Tōhō (東峰村, Tōhō-mura) is a village located in Asakura District, Fukuoka Prefecture, Japan. As of 31 March 2023, the village had an estimated population of 1842 in 811 households, and a population density of 35 persons per km². The total area of the village is 51.97 km2.

==Geography==
Tōhō is located in the southeastern part of Fukuoka Prefecture and borders Hita City in Oita Prefecture. Most of the village area is mountainous, and a small portion is agricultural.

===Neighboring municipalities===
Fukuoka Prefecture
- Asakura
- Kama
- Soeda
Ōita Prefecture
- Hita

===Demographics===
Per Japanese census data, the population of Tōhō is as shown below

===Climate===
Tōhō has a humid subtropical climate (Köppen Cfa) characterized by warm summers and cool winters with light to no snowfall. The average annual temperature in Tōhō is 15.2 °C. The average annual rainfall is 1532 mm with September as the wettest month.
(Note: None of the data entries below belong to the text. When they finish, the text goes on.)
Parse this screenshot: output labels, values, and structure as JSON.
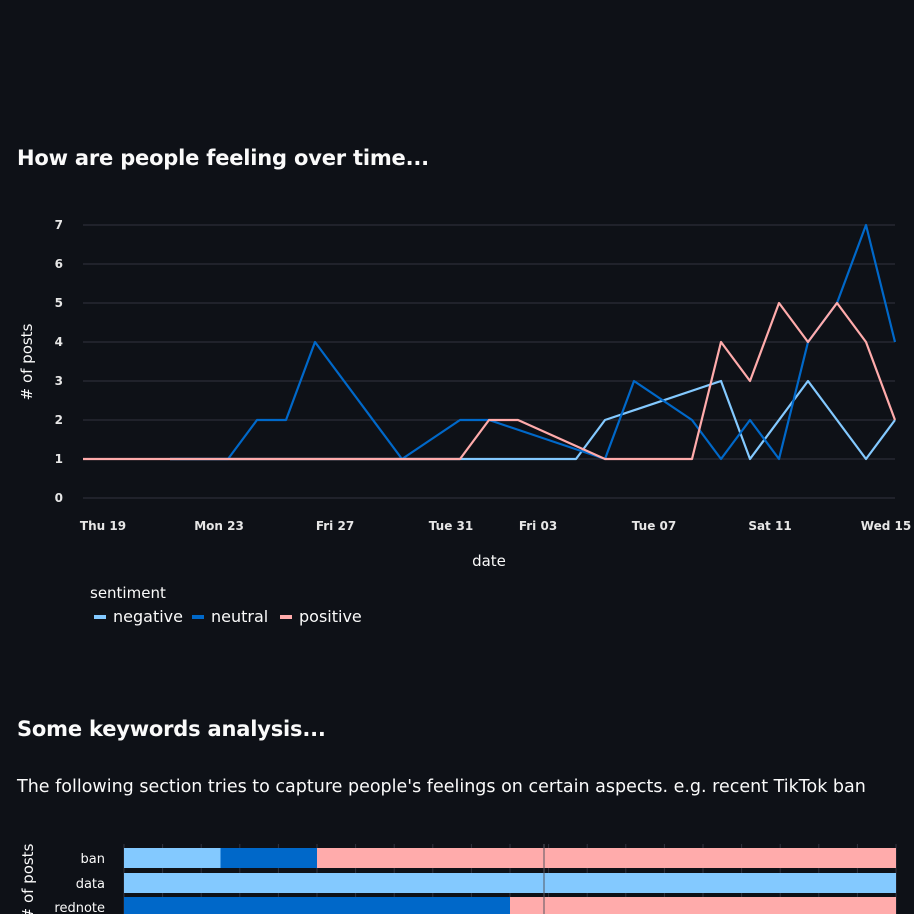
{
  "sections": {
    "feelings_title": "How are people feeling over time...",
    "keywords_title": "Some keywords analysis...",
    "keywords_description": "The following section tries to capture people's feelings on certain aspects. e.g. recent TikTok ban"
  },
  "colors": {
    "background": "#0e1117",
    "grid": "#31333f",
    "negative": "#83c9ff",
    "neutral": "#0068c9",
    "positive": "#ffabab"
  },
  "chart_data": [
    {
      "type": "line",
      "title": "",
      "xlabel": "date",
      "ylabel": "# of posts",
      "ylim": [
        0,
        7
      ],
      "yticks": [
        0,
        1,
        2,
        3,
        4,
        5,
        6,
        7
      ],
      "x_tick_labels": [
        "Thu 19",
        "Mon 23",
        "Fri 27",
        "Tue 31",
        "Fri 03",
        "Tue 07",
        "Sat 11",
        "Wed 15"
      ],
      "x_tick_dates": [
        "2024-12-19",
        "2024-12-23",
        "2024-12-27",
        "2024-12-31",
        "2025-01-03",
        "2025-01-07",
        "2025-01-11",
        "2025-01-15"
      ],
      "x_range": [
        "2024-12-19",
        "2025-01-16"
      ],
      "grid": true,
      "legend": {
        "title": "sentiment",
        "placement": "bottom-left"
      },
      "series": [
        {
          "name": "negative",
          "color": "#83c9ff",
          "points": [
            [
              "2024-12-22",
              1
            ],
            [
              "2024-12-23",
              1
            ],
            [
              "2024-12-24",
              1
            ],
            [
              "2024-12-27",
              1
            ],
            [
              "2024-12-30",
              1
            ],
            [
              "2025-01-03",
              1
            ],
            [
              "2025-01-05",
              1
            ],
            [
              "2025-01-06",
              2
            ],
            [
              "2025-01-10",
              3
            ],
            [
              "2025-01-11",
              1
            ],
            [
              "2025-01-13",
              3
            ],
            [
              "2025-01-15",
              1
            ],
            [
              "2025-01-16",
              2
            ]
          ]
        },
        {
          "name": "neutral",
          "color": "#0068c9",
          "points": [
            [
              "2024-12-22",
              1
            ],
            [
              "2024-12-24",
              1
            ],
            [
              "2024-12-25",
              2
            ],
            [
              "2024-12-26",
              2
            ],
            [
              "2024-12-27",
              4
            ],
            [
              "2024-12-30",
              1
            ],
            [
              "2025-01-01",
              2
            ],
            [
              "2025-01-02",
              2
            ],
            [
              "2025-01-06",
              1
            ],
            [
              "2025-01-07",
              3
            ],
            [
              "2025-01-09",
              2
            ],
            [
              "2025-01-10",
              1
            ],
            [
              "2025-01-11",
              2
            ],
            [
              "2025-01-12",
              1
            ],
            [
              "2025-01-13",
              4
            ],
            [
              "2025-01-14",
              5
            ],
            [
              "2025-01-15",
              7
            ],
            [
              "2025-01-16",
              4
            ]
          ]
        },
        {
          "name": "positive",
          "color": "#ffabab",
          "points": [
            [
              "2024-12-19",
              1
            ],
            [
              "2024-12-22",
              1
            ],
            [
              "2025-01-01",
              1
            ],
            [
              "2025-01-02",
              2
            ],
            [
              "2025-01-03",
              2
            ],
            [
              "2025-01-06",
              1
            ],
            [
              "2025-01-09",
              1
            ],
            [
              "2025-01-10",
              4
            ],
            [
              "2025-01-11",
              3
            ],
            [
              "2025-01-12",
              5
            ],
            [
              "2025-01-13",
              4
            ],
            [
              "2025-01-14",
              5
            ],
            [
              "2025-01-15",
              4
            ],
            [
              "2025-01-16",
              2
            ]
          ]
        }
      ]
    },
    {
      "type": "bar",
      "orientation": "horizontal",
      "stacked": "normalized",
      "ylabel": "# of posts",
      "categories": [
        "ban",
        "data",
        "rednote"
      ],
      "series": [
        {
          "name": "negative",
          "color": "#83c9ff",
          "values": [
            0.125,
            1.0,
            0.0
          ]
        },
        {
          "name": "neutral",
          "color": "#0068c9",
          "values": [
            0.125,
            0.0,
            0.5
          ]
        },
        {
          "name": "positive",
          "color": "#ffabab",
          "values": [
            0.75,
            0.0,
            0.5
          ]
        }
      ]
    }
  ]
}
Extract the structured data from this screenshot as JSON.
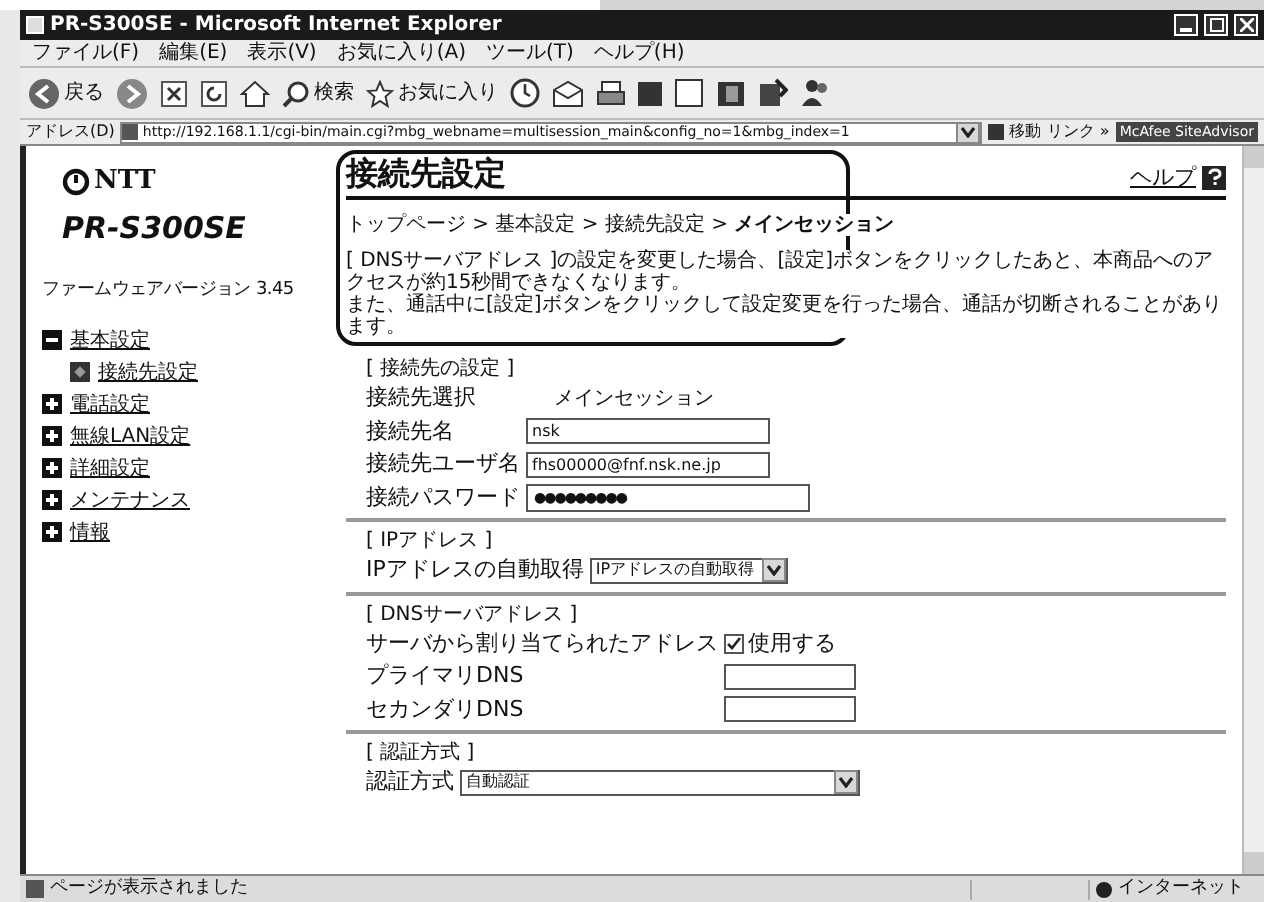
{
  "window": {
    "title": "PR-S300SE - Microsoft Internet Explorer"
  },
  "menu": [
    "ファイル(F)",
    "編集(E)",
    "表示(V)",
    "お気に入り(A)",
    "ツール(T)",
    "ヘルプ(H)"
  ],
  "toolbar": {
    "back": "戻る",
    "search": "検索",
    "favorites": "お気に入り"
  },
  "address_bar": {
    "label": "アドレス(D)",
    "url": "http://192.168.1.1/cgi-bin/main.cgi?mbg_webname=multisession_main&config_no=1&mbg_index=1",
    "go": "移動",
    "links": "リンク »",
    "addon": "McAfee SiteAdvisor"
  },
  "sidebar": {
    "brand": "NTT",
    "model": "PR-S300SE",
    "firmware": "ファームウェアバージョン 3.45",
    "items": [
      {
        "label": "基本設定",
        "expanded": true,
        "children": [
          {
            "label": "接続先設定"
          }
        ]
      },
      {
        "label": "電話設定",
        "expanded": false
      },
      {
        "label": "無線LAN設定",
        "expanded": false
      },
      {
        "label": "詳細設定",
        "expanded": false
      },
      {
        "label": "メンテナンス",
        "expanded": false
      },
      {
        "label": "情報",
        "expanded": false
      }
    ]
  },
  "page": {
    "title": "接続先設定",
    "help": "ヘルプ",
    "breadcrumb": "トップページ > 基本設定 > 接続先設定 > **メインセッション**",
    "notice": [
      "[ DNSサーバアドレス ]の設定を変更した場合、[設定]ボタンをクリックしたあと、本商品へのアクセスが約15秒間できなくなります。",
      "また、通話中に[設定]ボタンをクリックして設定変更を行った場合、通話が切断されることがあります。"
    ],
    "sections": [
      {
        "heading": "[ 接続先の設定 ]",
        "rows": [
          {
            "kind": "text",
            "label": "接続先選択",
            "value": "メインセッション"
          },
          {
            "kind": "input",
            "label": "接続先名",
            "value": "nsk"
          },
          {
            "kind": "input",
            "label": "接続先ユーザ名",
            "value": "fhs00000@fnf.nsk.ne.jp"
          },
          {
            "kind": "password",
            "label": "接続パスワード",
            "value": "●●●●●●●●●"
          }
        ]
      },
      {
        "heading": "[ IPアドレス ]",
        "rows": [
          {
            "kind": "select",
            "label": "IPアドレスの自動取得",
            "value": "IPアドレスの自動取得"
          }
        ]
      },
      {
        "heading": "[ DNSサーバアドレス ]",
        "rows": [
          {
            "kind": "checkbox",
            "label": "サーバから割り当てられたアドレス",
            "option": "使用する",
            "checked": true
          },
          {
            "kind": "ip",
            "label": "プライマリDNS"
          },
          {
            "kind": "ip",
            "label": "セカンダリDNS"
          }
        ]
      },
      {
        "heading": "[ 認証方式 ]",
        "rows": [
          {
            "kind": "wide_select",
            "label": "認証方式",
            "value": "自動認証"
          }
        ]
      }
    ]
  },
  "status_bar": {
    "text": "ページが表示されました",
    "zone": "インターネット"
  }
}
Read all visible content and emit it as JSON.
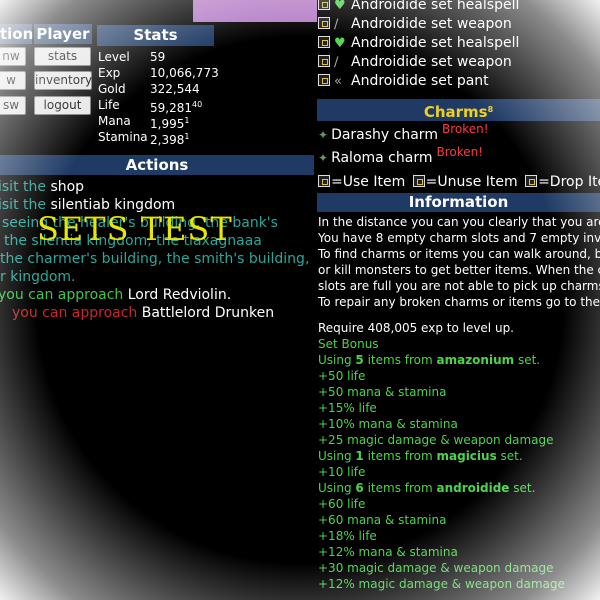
{
  "nav": {
    "player_header": "Player",
    "stats_button": "stats",
    "inventory_button": "inventory",
    "logout_button": "logout",
    "left_header_partial": "tion",
    "left_btns": [
      "nw",
      "w",
      "sw"
    ]
  },
  "stats": {
    "title": "Stats",
    "rows": [
      {
        "label": "Level",
        "value": "59",
        "sup": ""
      },
      {
        "label": "Exp",
        "value": "10,066,773",
        "sup": ""
      },
      {
        "label": "Gold",
        "value": "322,544",
        "sup": ""
      },
      {
        "label": "Life",
        "value": "59,281",
        "sup": "40"
      },
      {
        "label": "Mana",
        "value": "1,995",
        "sup": "1"
      },
      {
        "label": "Stamina",
        "value": "2,398",
        "sup": "1"
      }
    ]
  },
  "actions": {
    "title": "Actions",
    "lines": [
      {
        "prefix": "isit the ",
        "target": "shop"
      },
      {
        "prefix": "isit the ",
        "target": "silentiab kingdom"
      },
      {
        "text": "seeing the healer's building, the bank's"
      },
      {
        "text": "the silentia kingdom, the tiaxagnaaa"
      },
      {
        "text": "the charmer's building, the smith's building,"
      },
      {
        "text": "r kingdom."
      },
      {
        "prefix": "you can approach ",
        "target": "Lord Redviolin."
      },
      {
        "prefix": "you can approach ",
        "target": "Battlelord Drunken"
      }
    ],
    "overlay_label": "SETS TEST"
  },
  "items": [
    {
      "icon": "heart-icon",
      "name": "Androidide set healspell"
    },
    {
      "icon": "sword-icon",
      "name": "Androidide set weapon"
    },
    {
      "icon": "heart-icon",
      "name": "Androidide set healspell"
    },
    {
      "icon": "sword-icon",
      "name": "Androidide set weapon"
    },
    {
      "icon": "boot-icon",
      "name": "Androidide set pant"
    }
  ],
  "charms": {
    "title": "Charms",
    "count": "8",
    "list": [
      {
        "name": "Darashy charm",
        "status": "Broken!"
      },
      {
        "name": "Raloma charm",
        "status": "Broken!"
      }
    ]
  },
  "legend": {
    "use": "=Use Item",
    "unuse": "=Unuse Item",
    "drop": "=Drop Item"
  },
  "information": {
    "title": "Information",
    "intro": [
      "In the distance you can you clearly that you are",
      "You have 8 empty charm slots and 7 empty inve",
      "To find charms or items you can walk around, bu",
      "or kill monsters to get better items. When the c",
      "slots are full you are not able to pick up charms",
      "To repair any broken charms or items go to the s"
    ],
    "require": "Require 408,005 exp to level up.",
    "set_bonus_label": "Set Bonus",
    "sets": [
      {
        "count": "5",
        "name": "amazonium",
        "bonuses": [
          "+50 life",
          "+50 mana & stamina",
          "+15% life",
          "+10% mana & stamina",
          "+25 magic damage & weapon damage"
        ]
      },
      {
        "count": "1",
        "name": "magicius",
        "bonuses": [
          "+10 life"
        ]
      },
      {
        "count": "6",
        "name": "androidide",
        "bonuses": [
          "+60 life",
          "+60 mana & stamina",
          "+18% life",
          "+12% mana & stamina",
          "+30 magic damage & weapon damage",
          "+12% magic damage & weapon damage"
        ]
      }
    ],
    "using_prefix": "Using ",
    "items_from": " items from ",
    "set_suffix": " set."
  },
  "colors": {
    "header_bg": "#1f3a64",
    "accent_purple": "#b67ec7",
    "green": "#4bd44b",
    "teal": "#2aa79a",
    "red": "#c8282a",
    "overlay_yellow": "#e6e600"
  }
}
The temperatures are highest on average in August, at around 26.3 °C, and lowest in January, at around 4.2 °C.

==History==
The area of Tōhō was part of ancient Chikuzen Province, but was on the border of Buzen and Bungo Provinces. During the Edo Period, the area was part of the holdings of Fukuoka Domain. The villages of Koishiwara and Hōshuyama in Asakura District were established on May 1, 1889 with the creation of the modern municipalities system. The two villages merged on March 28, 2005 to form the village of Tōhō.

==Government==
Tōhō has a mayor-council form of government with a directly elected mayor and a unicameral village council of ten members. Tōhō, collectively with the city of Asakura and town of Chikuzen contributes two members to the Fukuoka Prefectural Assembly. In terms of national politics, the village is part of the Fukuoka 5th district of the lower house of the Diet of Japan.

== Economy ==
Tōhō has a mainly rural economy based on agriculture. The village is also a production centre of Koishiwara ware.

==Education==
Tōhō has one public combined elementary/junior high school operated by the village government. The village does not have a high school.

==Transportation==
===Railways===
Tōhō ceased to have passenger railway service when the lines of the JR Kyushu Hitahikosan Line suffered severe damage due to torrential rains in July 2017. The former rail service has been replaced by a Bus Rapid Transit (BRT) operation.